Apart from royal endowments, local merchants and temple functionaries stepped up with contributions in return for which they sought the rights to sell the temple prasada (consecrated food) to visiting pilgrims. Ritual functionaries such as those employed in educational institutions (mathas), temple reciters of sacred Tamil and Sanskrit works, teachers, scholars were eventually dependent on being able to monetise the consecrated food produced in the temples:
This dependence is made clear in an inscription of 1467 in which the temple functionaries of the major shrine of Sri Govindarajaswami in Tirupati requested that “. . . they might be permitted to distribute among themselves the prasada offered to Govindarajadeva, similar to the practice at Tirumalai [i.e., the shrine of gri Venkatesvara] so as to maintain themselves therewith…
Tirupati was South India’s foremost temple under the Rayas, and the royal patronage, apart from other endowments, continuously brought more pilgrims to the temple. There must have naturally been a good demand for the consecrated food, and inscriptions show there was indeed trade based on arrangements and leases:
An inscription of I547 mentioned eleven men who had the right to sell consecrated food after procuring the food from Temple functionaries and donors (donor’s share). This right was held on lease from the functionaries and others, and the sellers of consecrated food were called prasdda leaseholders (prasaddkkdrar) It seems evident that the leaseholder paid an annual amount to persons to whom the food was delivered by the temple managers for the right to dispose of it through sale to pilgrims. Nor was this an illicit practice. Some of the Tirupati inscriptions referred to the right of the donor to sell or transfer his one-quarter share of consecrated food, and the existence of wealthy leaseholders of consecrated food indicates that this was an established practice.

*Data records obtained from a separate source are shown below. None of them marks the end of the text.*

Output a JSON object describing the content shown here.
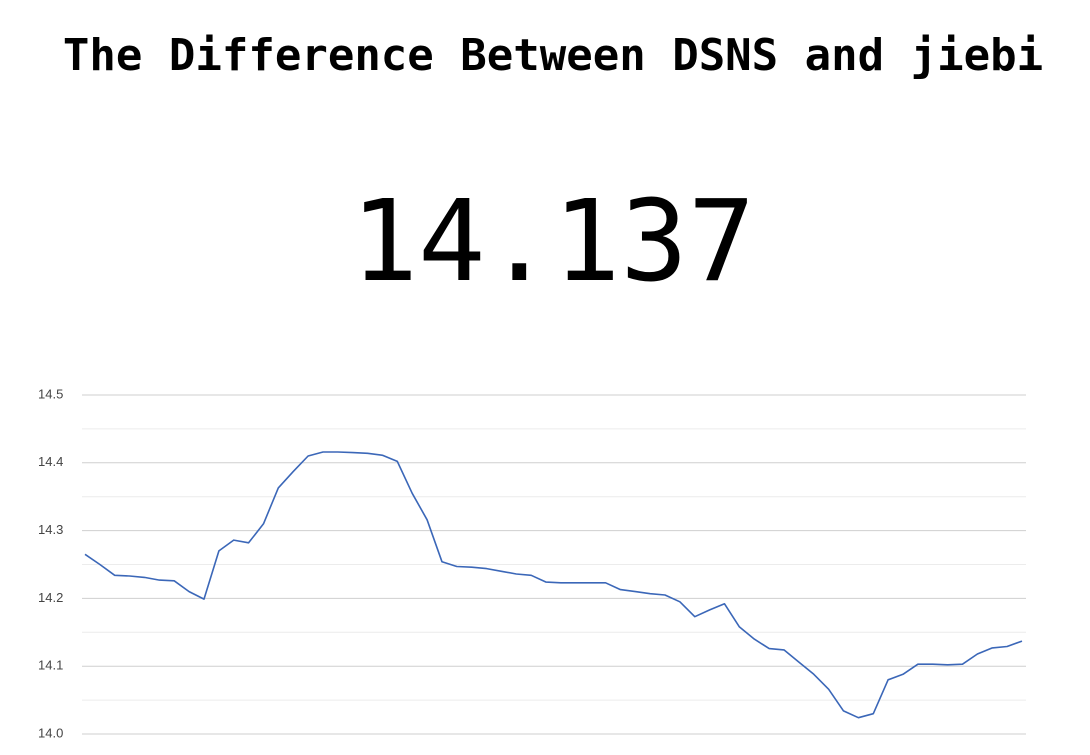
{
  "title": "The Difference Between DSNS and jiebi",
  "headline": "14.137",
  "chart_data": {
    "type": "line",
    "series": [
      {
        "color": "#3b67b8",
        "values": [
          14.265,
          14.25,
          14.234,
          14.233,
          14.231,
          14.227,
          14.226,
          14.21,
          14.199,
          14.27,
          14.286,
          14.282,
          14.31,
          14.363,
          14.387,
          14.41,
          14.416,
          14.416,
          14.415,
          14.414,
          14.411,
          14.402,
          14.355,
          14.316,
          14.254,
          14.247,
          14.246,
          14.244,
          14.24,
          14.236,
          14.234,
          14.224,
          14.223,
          14.223,
          14.223,
          14.223,
          14.213,
          14.21,
          14.207,
          14.205,
          14.195,
          14.173,
          14.183,
          14.192,
          14.158,
          14.14,
          14.126,
          14.124,
          14.106,
          14.088,
          14.066,
          14.034,
          14.024,
          14.03,
          14.08,
          14.088,
          14.103,
          14.103,
          14.102,
          14.103,
          14.118,
          14.127,
          14.129,
          14.137
        ]
      }
    ],
    "ylim": [
      14.0,
      14.5
    ],
    "yticks": [
      {
        "value": 14,
        "label": "14.0"
      },
      14.1,
      14.2,
      14.3,
      14.4,
      14.5
    ],
    "minor_yticks": [
      14.05,
      14.15,
      14.25,
      14.35,
      14.45
    ],
    "grid": true
  }
}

The ability of the temple to convert consecrated food (which had been paid for by earlier endowments) into money was quite important, leading to the temple functionaries themselves being able to contribute one-fourth of all endowments to the temple between 1509 and 1568.

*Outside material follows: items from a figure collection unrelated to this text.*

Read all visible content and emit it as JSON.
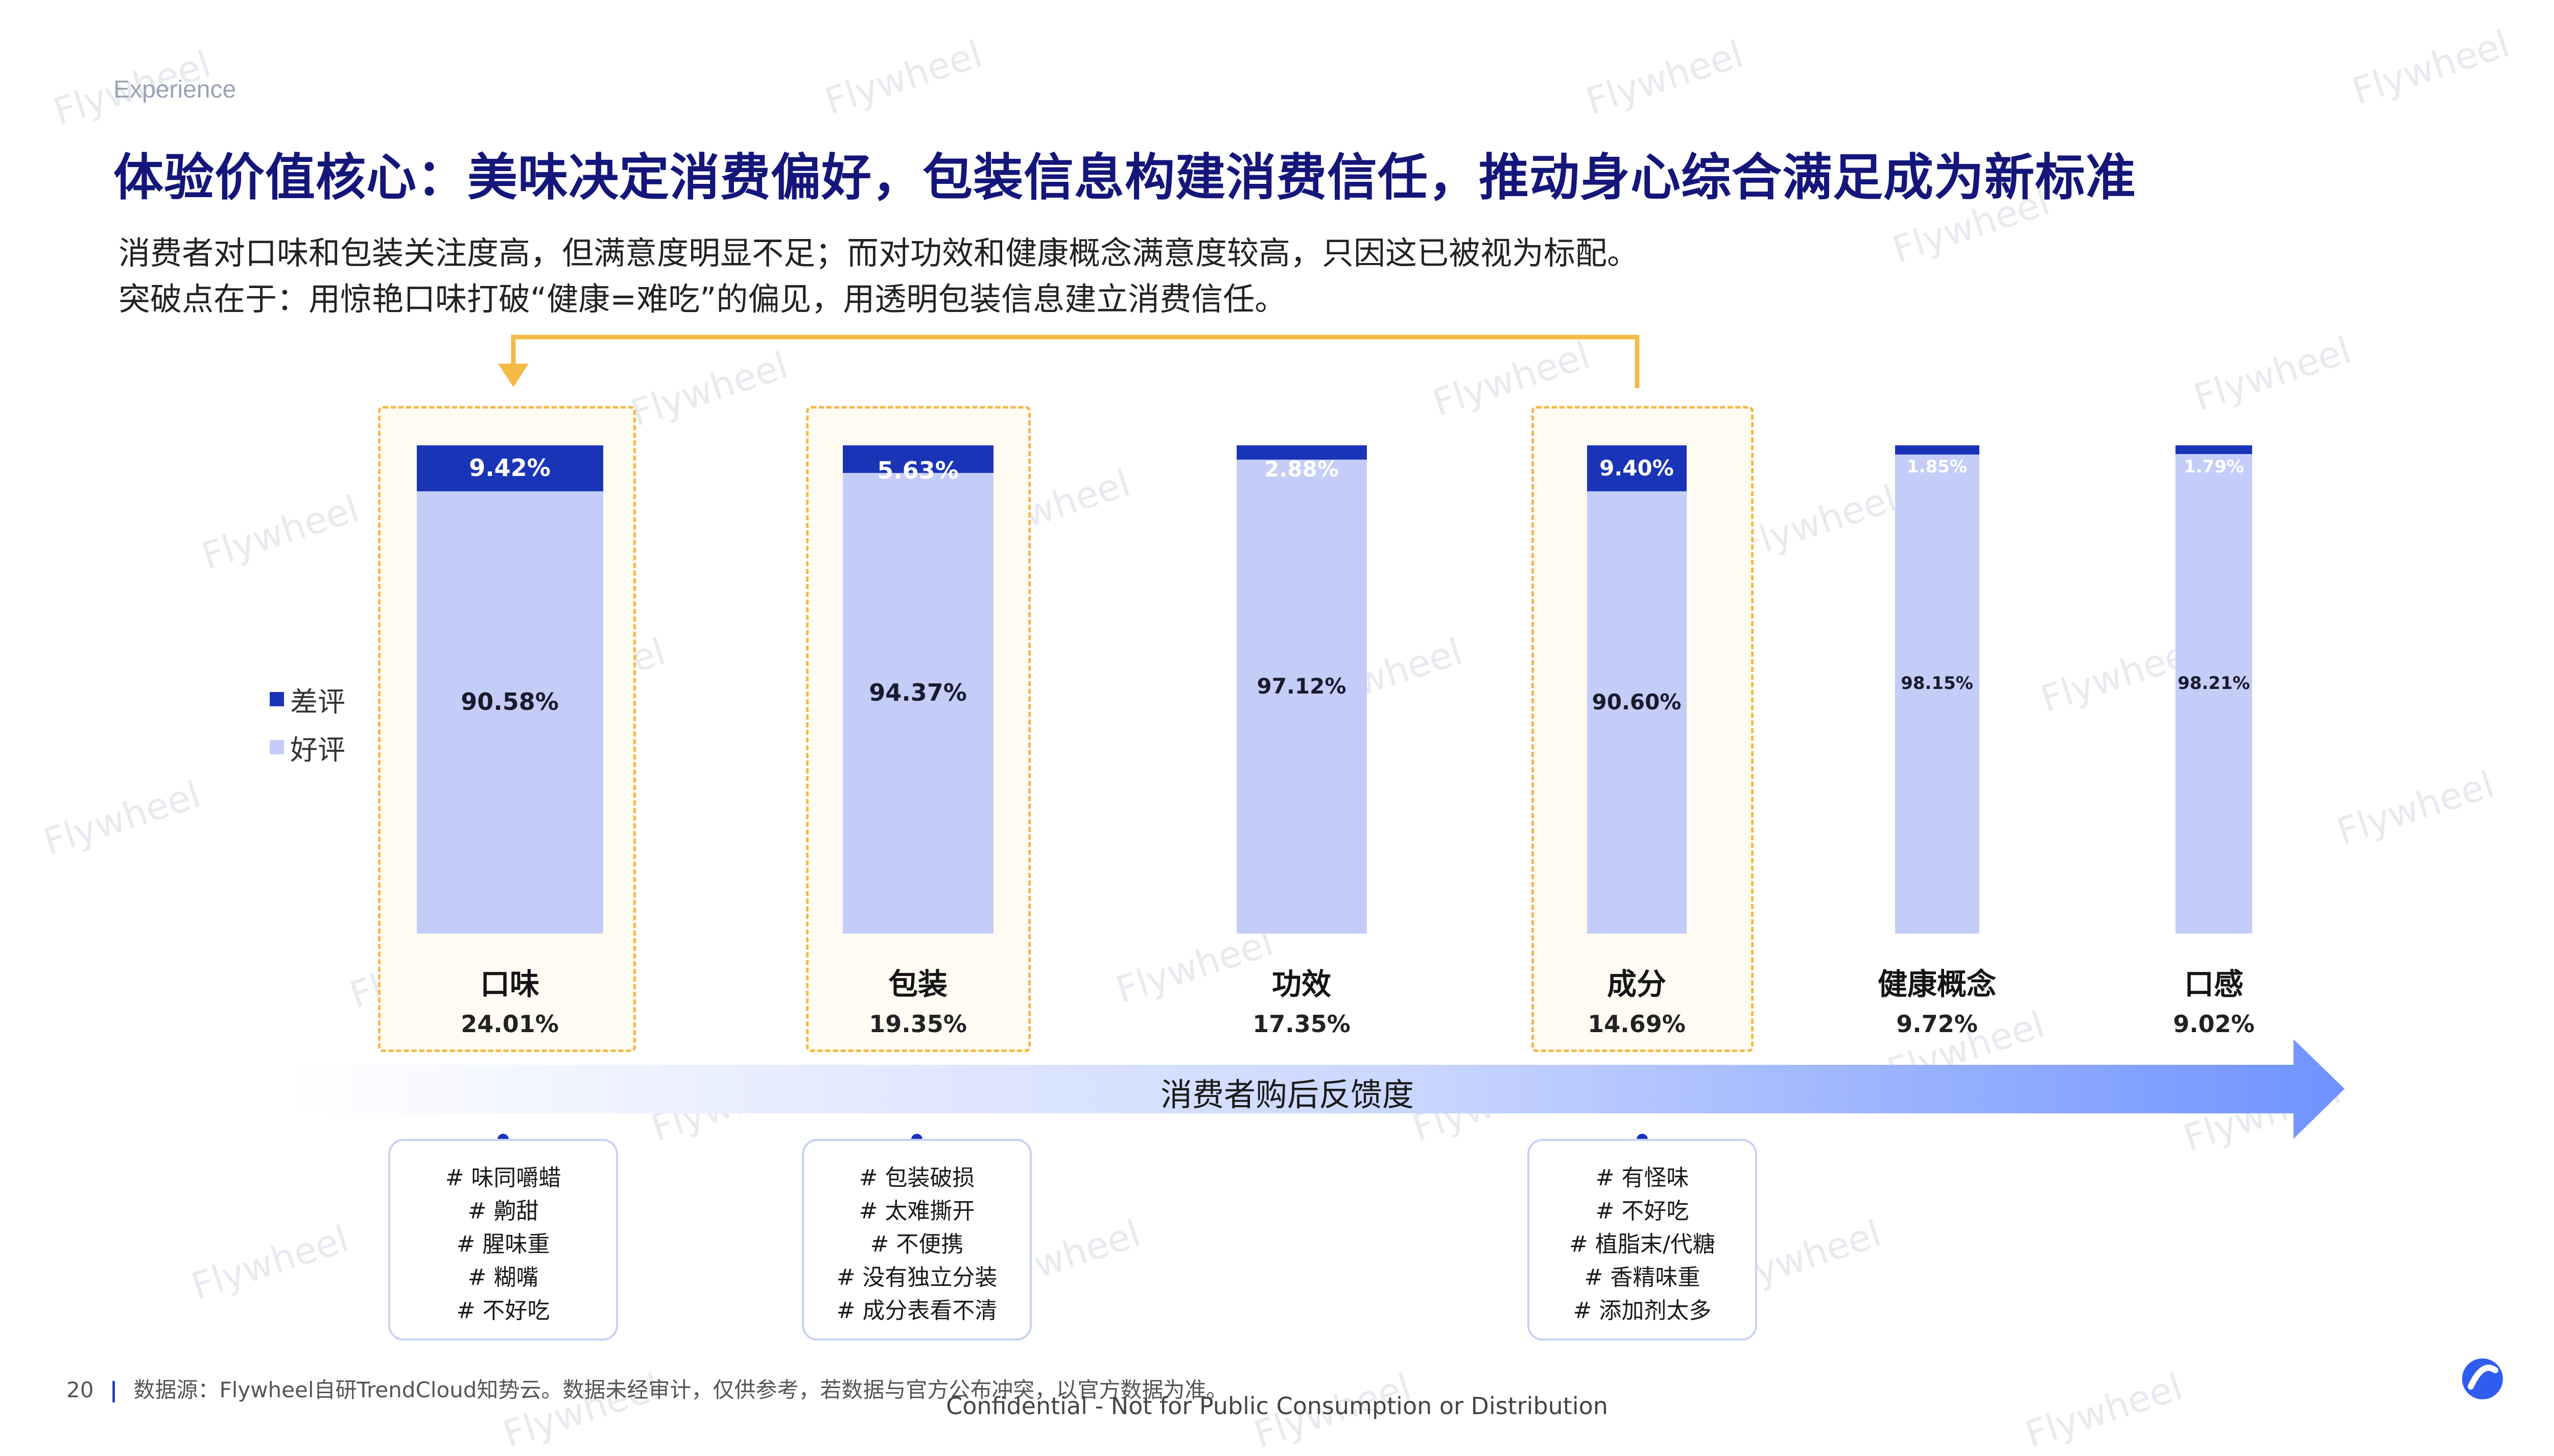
{
  "header": {
    "section_tag": "Experience",
    "title": "体验价值核心：美味决定消费偏好，包装信息构建消费信任，推动身心综合满足成为新标准",
    "subtitle_line1": "消费者对口味和包装关注度高，但满意度明显不足；而对功效和健康概念满意度较高，只因这已被视为标配。",
    "subtitle_line2": "突破点在于：用惊艳口味打破“健康=难吃”的偏见，用透明包装信息建立消费信任。"
  },
  "legend": {
    "negative": "差评",
    "positive": "好评"
  },
  "colors": {
    "negative": "#1a34b8",
    "positive": "#c3cdf7",
    "highlight_border": "#f5b946",
    "arrow_start": "#ffffff",
    "arrow_end": "#6f92ff",
    "title": "#14167a"
  },
  "chart_data": {
    "type": "bar",
    "stacked": true,
    "normalized": true,
    "categories": [
      "口味",
      "包装",
      "功效",
      "成分",
      "健康概念",
      "口感"
    ],
    "category_share": [
      "24.01%",
      "19.35%",
      "17.35%",
      "14.69%",
      "9.72%",
      "9.02%"
    ],
    "series": [
      {
        "name": "差评",
        "values": [
          9.42,
          5.63,
          2.88,
          9.4,
          1.85,
          1.79
        ],
        "labels": [
          "9.42%",
          "5.63%",
          "2.88%",
          "9.40%",
          "1.85%",
          "1.79%"
        ]
      },
      {
        "name": "好评",
        "values": [
          90.58,
          94.37,
          97.12,
          90.6,
          98.15,
          98.21
        ],
        "labels": [
          "90.58%",
          "94.37%",
          "97.12%",
          "90.60%",
          "98.15%",
          "98.21%"
        ]
      }
    ],
    "ylim": [
      0,
      100
    ],
    "highlighted_categories": [
      "口味",
      "包装",
      "成分"
    ],
    "legend_position": "left"
  },
  "arrow": {
    "label": "消费者购后反馈度"
  },
  "tag_boxes": [
    {
      "category": "口味",
      "tags": [
        "# 味同嚼蜡",
        "# 齁甜",
        "# 腥味重",
        "# 糊嘴",
        "# 不好吃"
      ]
    },
    {
      "category": "包装",
      "tags": [
        "# 包装破损",
        "# 太难撕开",
        "# 不便携",
        "# 没有独立分装",
        "# 成分表看不清"
      ]
    },
    {
      "category": "成分",
      "tags": [
        "# 有怪味",
        "# 不好吃",
        "# 植脂末/代糖",
        "# 香精味重",
        "# 添加剂太多"
      ]
    }
  ],
  "footer": {
    "page_number": "20",
    "source": "数据源：Flywheel自研TrendCloud知势云。数据未经审计，仅供参考，若数据与官方公布冲突，以官方数据为准。",
    "confidential": "Confidential - Not for Public Consumption or Distribution"
  },
  "watermark_text": "Flywheel",
  "icons": {
    "brand": "flywheel-logo-icon"
  }
}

Thus, between the royals, state donors, temple functionaries, temple villages and pilgrims, the temple was able to get a virtuous cycle of endowment, investment, trade and attractive rituals going. Endowments and land grants allowed the temple to generate large capital that was invested in smaller temples, which would attract more pilgrims. Devotee welfare too seems to have been covered with the building of feeding houses and rest houses.
There is something to be said about the temple functionaries and management during this period of extraordinary growth. More than a 100 villages had been endowed to the temple under the reigns of Krishnadevaraya and Achyutadevaraya. Apart from this, the capital generated from enormous amounts of investments made and new institutions being commissioned must have multiplied the workload of the temple management.
Throughout this century of expansion, the core management of the temple was left to a team of 12, an arrangement that was more than two centuries old by then. Further, as new institutions and responsibilities piled on, the paper notes, a slightly more relaxed and decentralised management structure began to take shape. New institutions were mostly self-managed with their own managers, treasuries and such. The main Tirupati temple appears to have even made permanent endowments to the new institutions, whose returns did not accrue to Tirupati.
When looked at it from four centuries away, the efficient management of over a 100 endowed villages, hundreds of endowments and all the associated trade related to the temple almost seem unbelievable.
It would be impossible to see local merchants and the temple functionaries backing a temple with their own money today – a notable vote of confidence in the temple administration of fifteenth- and sixteenth-century Tirupati. Alas, if only some of this could be replicated in the twenty-first century, we may yet save the impressive heritage left to us by the great and the wise.